At least 56 young women and men in various Kampala slums were recently left smiling, after IOM Uganda delivered business start-up kits to them.
This was under the Strengthening Social Cohesion and Stability in Slum Populations (SSCoS) project, funded by the European Union.
Items such as computers, sewing machines, multi-purpose cookers, plastic tables and chairs, overlock sewing machines, fridges and general merchandize, were delivered to implementing partners in Bwaise, Kisenyi, Katwe, and Kabalagala, before being handed to beneficiaries.
One of SSCoS project’s aims is to empower youth in slums through vocational skills and financial support to start/grow their businesses. The SBS is expected to reduce the risk of young people being sucked into in inter-communal conflicts.
The SSCoS project started in August 2016 and is set to last three and a half years. It is solely funded by the European Union for a total of EUR 4.3 million.
The project is implemented by IOM, the UN Migration Agency, in partnership with Action for Fundamental Change and Development (AFFCAD), ACTogether, and Young African Refugees for Integral Development (YARID).

 

After receiving his items worth UGX 3 million, 19-year-old Farouk Mukhuye was optimistic that they would change his life for the better. He said that as a graphic design graduate from the EU-supported Bwaise Business and Vocational Institute, all he needed were the delivered items to kick-start his journey into self-employment.

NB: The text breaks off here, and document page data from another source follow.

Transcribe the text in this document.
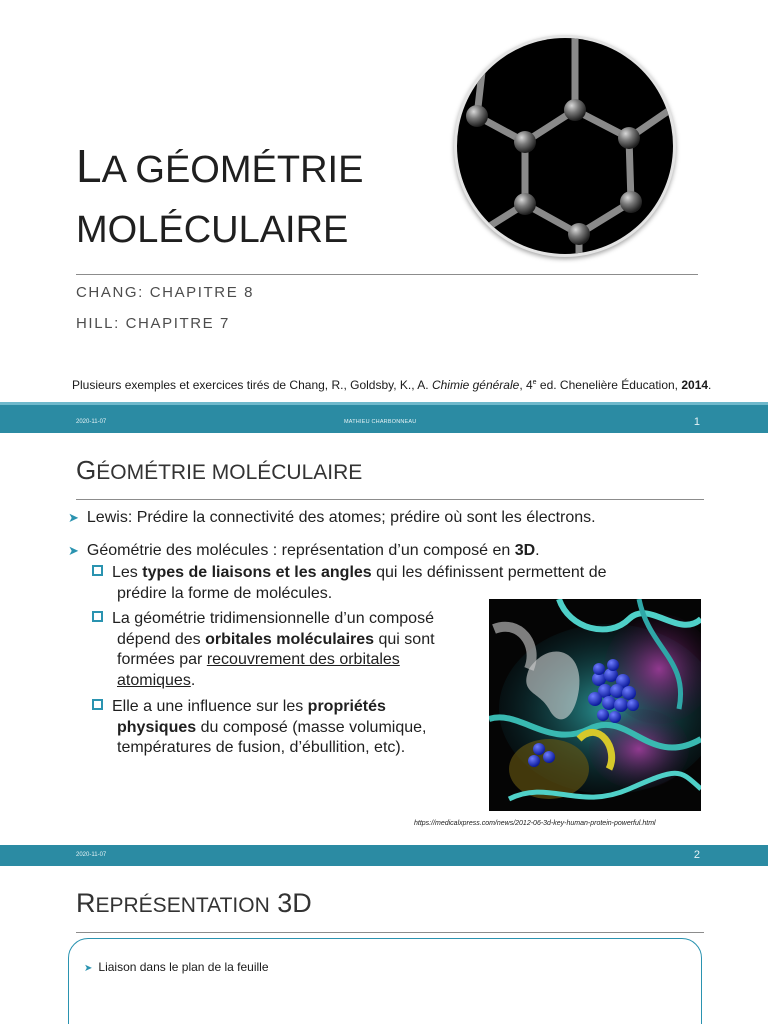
LA GÉOMÉTRIE
MOLÉCULAIRE
CHANG: CHAPITRE 8
HILL: CHAPITRE 7
Plusieurs exemples et exercices tirés de Chang, R., Goldsby, K., A. Chimie générale, 4e ed. Chenelière Éducation, 2014.
2020-11-07	MATHIEU CHARBONNEAU	1
GÉOMÉTRIE MOLÉCULAIRE
➤ Lewis: Prédire la connectivité des atomes; prédire où sont les électrons.
➤ Géométrie des molécules : représentation d’un composé en 3D.
Les types de liaisons et les angles qui les définissent permettent de
prédire la forme de molécules.
La géométrie tridimensionnelle d’un composé
dépend des orbitales moléculaires qui sont
formées par recouvrement des orbitales
atomiques.
Elle a une influence sur les propriétés
physiques du composé (masse volumique,
températures de fusion, d’ébullition, etc).
https://medicalxpress.com/news/2012-06-3d-key-human-protein-powerful.html
2020-11-07	2
REPRÉSENTATION 3D
➤ Liaison dans le plan de la feuille
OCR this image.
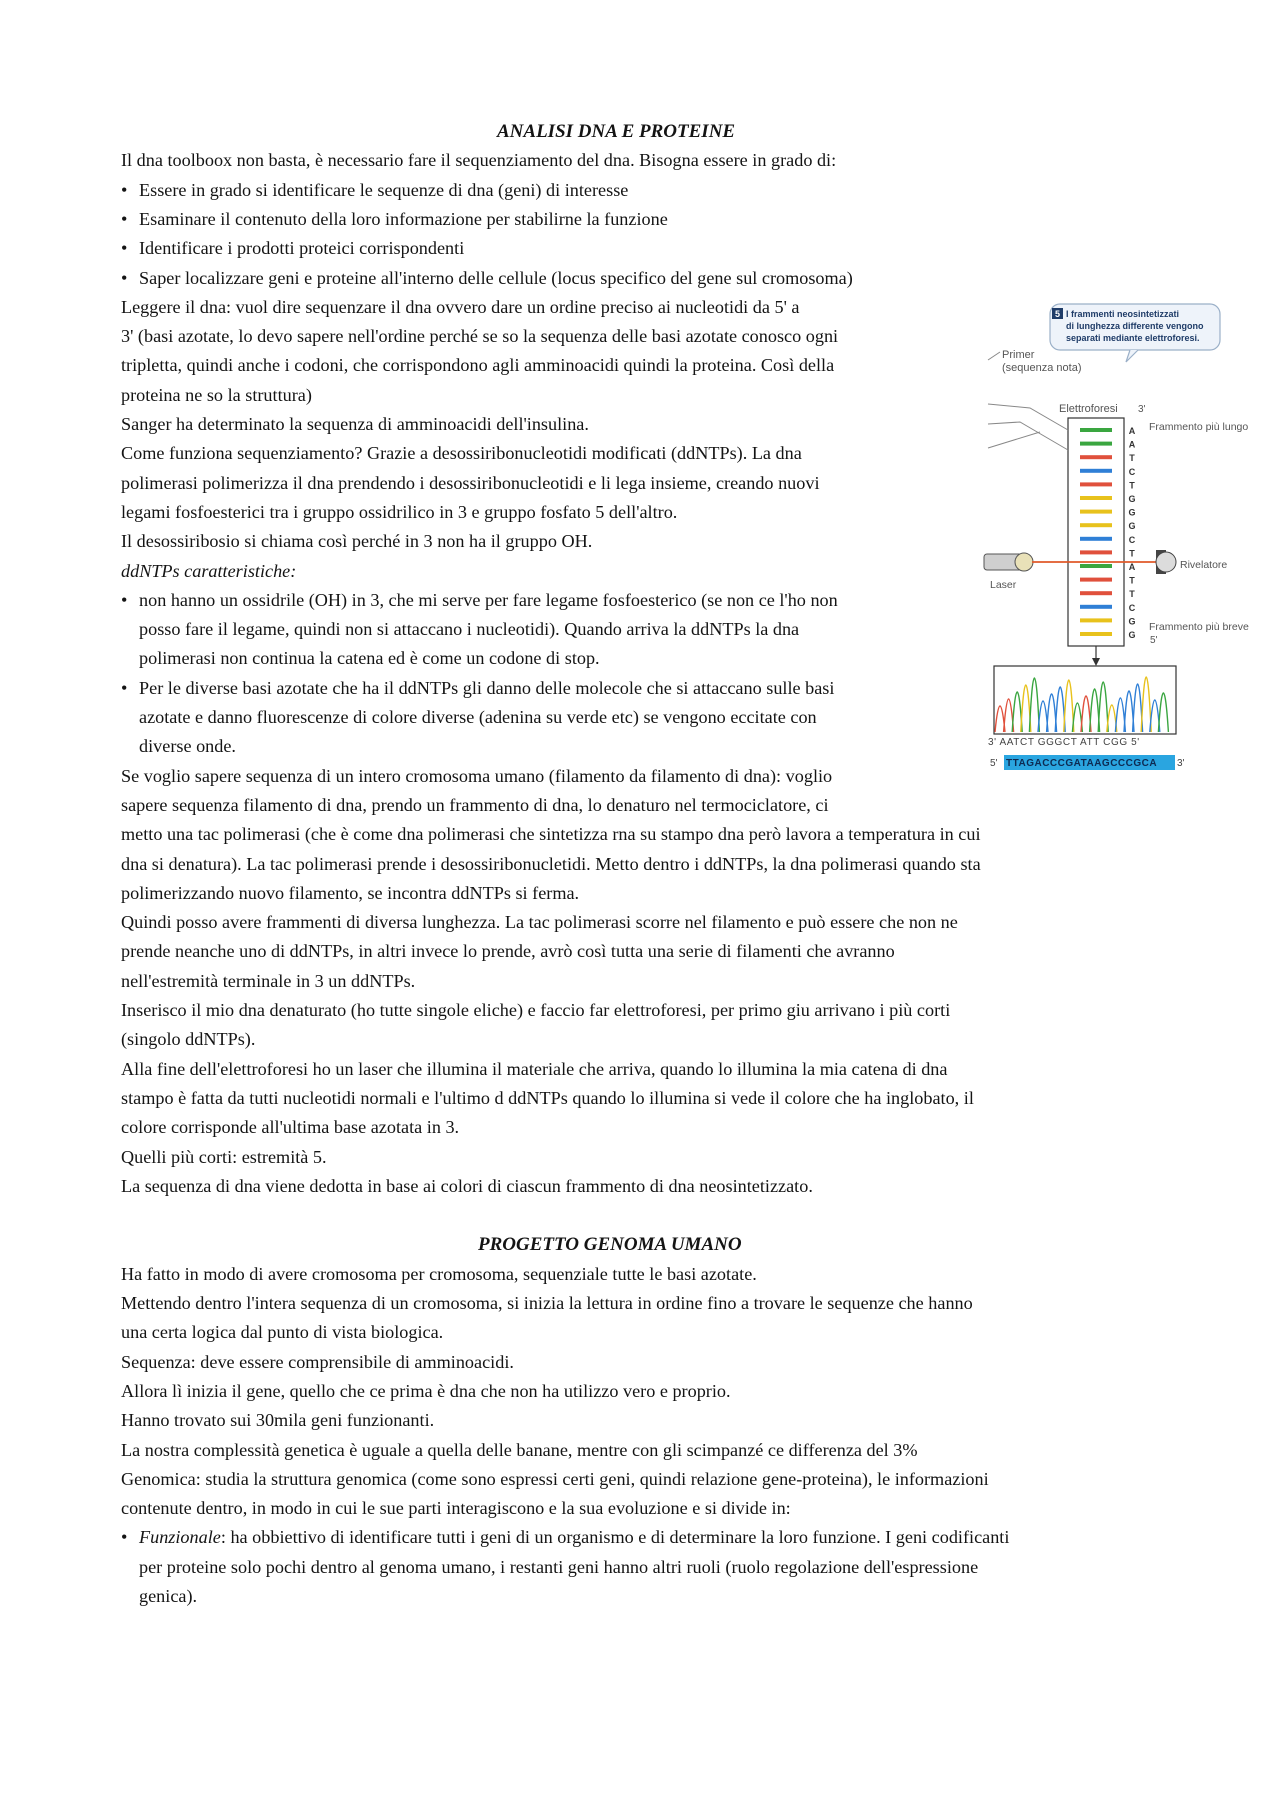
ANALISI DNA E PROTEINE
Il dna toolboox non basta, è necessario fare il sequenziamento del dna. Bisogna essere in grado di:
• Essere in grado si identificare le sequenze di dna (geni) di interesse
• Esaminare il contenuto della loro informazione per stabilirne la funzione
• Identificare i prodotti proteici corrispondenti
• Saper localizzare geni e proteine all'interno delle cellule (locus specifico del gene sul cromosoma)
Leggere il dna: vuol dire sequenzare il dna ovvero dare un ordine preciso ai nucleotidi da 5' a
3' (basi azotate, lo devo sapere nell'ordine perché se so la sequenza delle basi azotate conosco ogni
tripletta, quindi anche i codoni, che corrispondono agli amminoacidi quindi la proteina. Così della
proteina ne so la struttura)
Sanger ha determinato la sequenza di amminoacidi dell'insulina.
Come funziona sequenziamento? Grazie a desossiribonucleotidi modificati (ddNTPs). La dna
polimerasi polimerizza il dna prendendo i desossiribonucleotidi e li lega insieme, creando nuovi
legami fosfoesterici tra i gruppo ossidrilico in 3 e gruppo fosfato 5 dell'altro.
Il desossiribosio si chiama così perché in 3 non ha il gruppo OH.
ddNTPs caratteristiche:
• non hanno un ossidrile (OH) in 3, che mi serve per fare legame fosfoesterico (se non ce l'ho non
posso fare il legame, quindi non si attaccano i nucleotidi). Quando arriva la ddNTPs la dna
polimerasi non continua la catena ed è come un codone di stop.
• Per le diverse basi azotate che ha il ddNTPs gli danno delle molecole che si attaccano sulle basi
azotate e danno fluorescenze di colore diverse (adenina su verde etc) se vengono eccitate con
diverse onde.
Se voglio sapere sequenza di un intero cromosoma umano (filamento da filamento di dna): voglio
sapere sequenza filamento di dna, prendo un frammento di dna, lo denaturo nel termociclatore, ci
metto una tac polimerasi (che è come dna polimerasi che sintetizza rna su stampo dna però lavora a temperatura in cui
dna si denatura). La tac polimerasi prende i desossiribonucletidi. Metto dentro i ddNTPs, la dna polimerasi quando sta
polimerizzando nuovo filamento, se incontra ddNTPs si ferma.
Quindi posso avere frammenti di diversa lunghezza. La tac polimerasi scorre nel filamento e può essere che non ne
prende neanche uno di ddNTPs, in altri invece lo prende, avrò così tutta una serie di filamenti che avranno
nell'estremità terminale in 3 un ddNTPs.
Inserisco il mio dna denaturato (ho tutte singole eliche) e faccio far elettroforesi, per primo giu arrivano i più corti
(singolo ddNTPs).
Alla fine dell'elettroforesi ho un laser che illumina il materiale che arriva, quando lo illumina la mia catena di dna
stampo è fatta da tutti nucleotidi normali e l'ultimo d ddNTPs quando lo illumina si vede il colore che ha inglobato, il
colore corrisponde all'ultima base azotata in 3.
Quelli più corti: estremità 5.
La sequenza di dna viene dedotta in base ai colori di ciascun frammento di dna neosintetizzato.
PROGETTO GENOMA UMANO
Ha fatto in modo di avere cromosoma per cromosoma, sequenziale tutte le basi azotate.
Mettendo dentro l'intera sequenza di un cromosoma, si inizia la lettura in ordine fino a trovare le sequenze che hanno
una certa logica dal punto di vista biologica.
Sequenza: deve essere comprensibile di amminoacidi.
Allora lì inizia il gene, quello che ce prima è dna che non ha utilizzo vero e proprio.
Hanno trovato sui 30mila geni funzionanti.
La nostra complessità genetica è uguale a quella delle banane, mentre con gli scimpanzé ce differenza del 3%
Genomica: studia la struttura genomica (come sono espressi certi geni, quindi relazione gene-proteina), le informazioni
contenute dentro, in modo in cui le sue parti interagiscono e la sua evoluzione e si divide in:
• Funzionale: ha obbiettivo di identificare tutti i geni di un organismo e di determinare la loro funzione. I geni codificanti
per proteine solo pochi dentro al genoma umano, i restanti geni hanno altri ruoli (ruolo regolazione dell'espressione
genica).
5 I frammenti neosintetizzati
di lunghezza differente vengono
separati mediante elettroforesi.
Primer
(sequenza nota)
Elettroforesi 3'
Frammento più lungo
A
A
T
C
T
G
G
G
C
T
A
T
T
C
G
G
Laser
Rivelatore
Frammento più breve
5'
3' AATCT GGGCT ATT CGG 5'
5' TTAGACCCGATAAGCCCGCA 3'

“The project has helped me learn skills I didn’t know and they have helped us [beneficiaries] by providing the machines [items] we are going to use,” said Mukhuye, who will now seek a tenant agreement with his prospective landlord in Kawempe.

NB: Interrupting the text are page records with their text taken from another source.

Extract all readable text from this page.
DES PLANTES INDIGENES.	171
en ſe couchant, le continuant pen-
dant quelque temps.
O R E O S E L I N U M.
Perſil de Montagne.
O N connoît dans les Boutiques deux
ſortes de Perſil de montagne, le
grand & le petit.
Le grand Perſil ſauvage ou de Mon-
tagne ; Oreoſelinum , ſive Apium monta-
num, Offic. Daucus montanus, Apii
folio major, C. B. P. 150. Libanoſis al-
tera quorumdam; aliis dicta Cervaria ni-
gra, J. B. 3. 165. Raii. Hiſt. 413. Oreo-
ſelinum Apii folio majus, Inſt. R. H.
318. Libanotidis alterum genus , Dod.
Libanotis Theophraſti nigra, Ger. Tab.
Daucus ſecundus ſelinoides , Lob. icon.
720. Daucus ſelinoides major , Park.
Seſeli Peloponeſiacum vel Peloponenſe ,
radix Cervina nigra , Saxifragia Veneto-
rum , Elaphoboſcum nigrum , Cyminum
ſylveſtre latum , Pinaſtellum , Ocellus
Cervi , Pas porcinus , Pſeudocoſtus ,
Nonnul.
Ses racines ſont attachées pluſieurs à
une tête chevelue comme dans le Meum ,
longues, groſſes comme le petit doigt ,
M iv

The SSCoS project also pays three-month’ rent for each beneficiary as they gain their ground in business.
Aisha Namuyiga, another beneficiary, narrates that not only has the project enabled her acquire skills in tailoring, it has also given her a sewing machine. The 24-year-old mother of two plans to open up her own shop soon. Then, she says, she will no longer worry about school fees or food for her children.
“This support is going to change my life because I didn’t have any startup,” says the Bwaise II resident.
So far, the SSCoS project has provided small business start-up (SBS) kits to 174 beneficiaries in the four slums (Bwaise, Kisenyi, Katwe, and Kabalagala) where it is implemented. Another 426 are set to receive their items in the coming months. The beneficiaries receive entrepreneurship training and are supported to develop business plans which they forward to IOM for possible funding.
IOM then procures the items for the selected beneficiaries and delivers them to its implementing partners, who distribute them. IOM further monitors and supports the beneficiaries.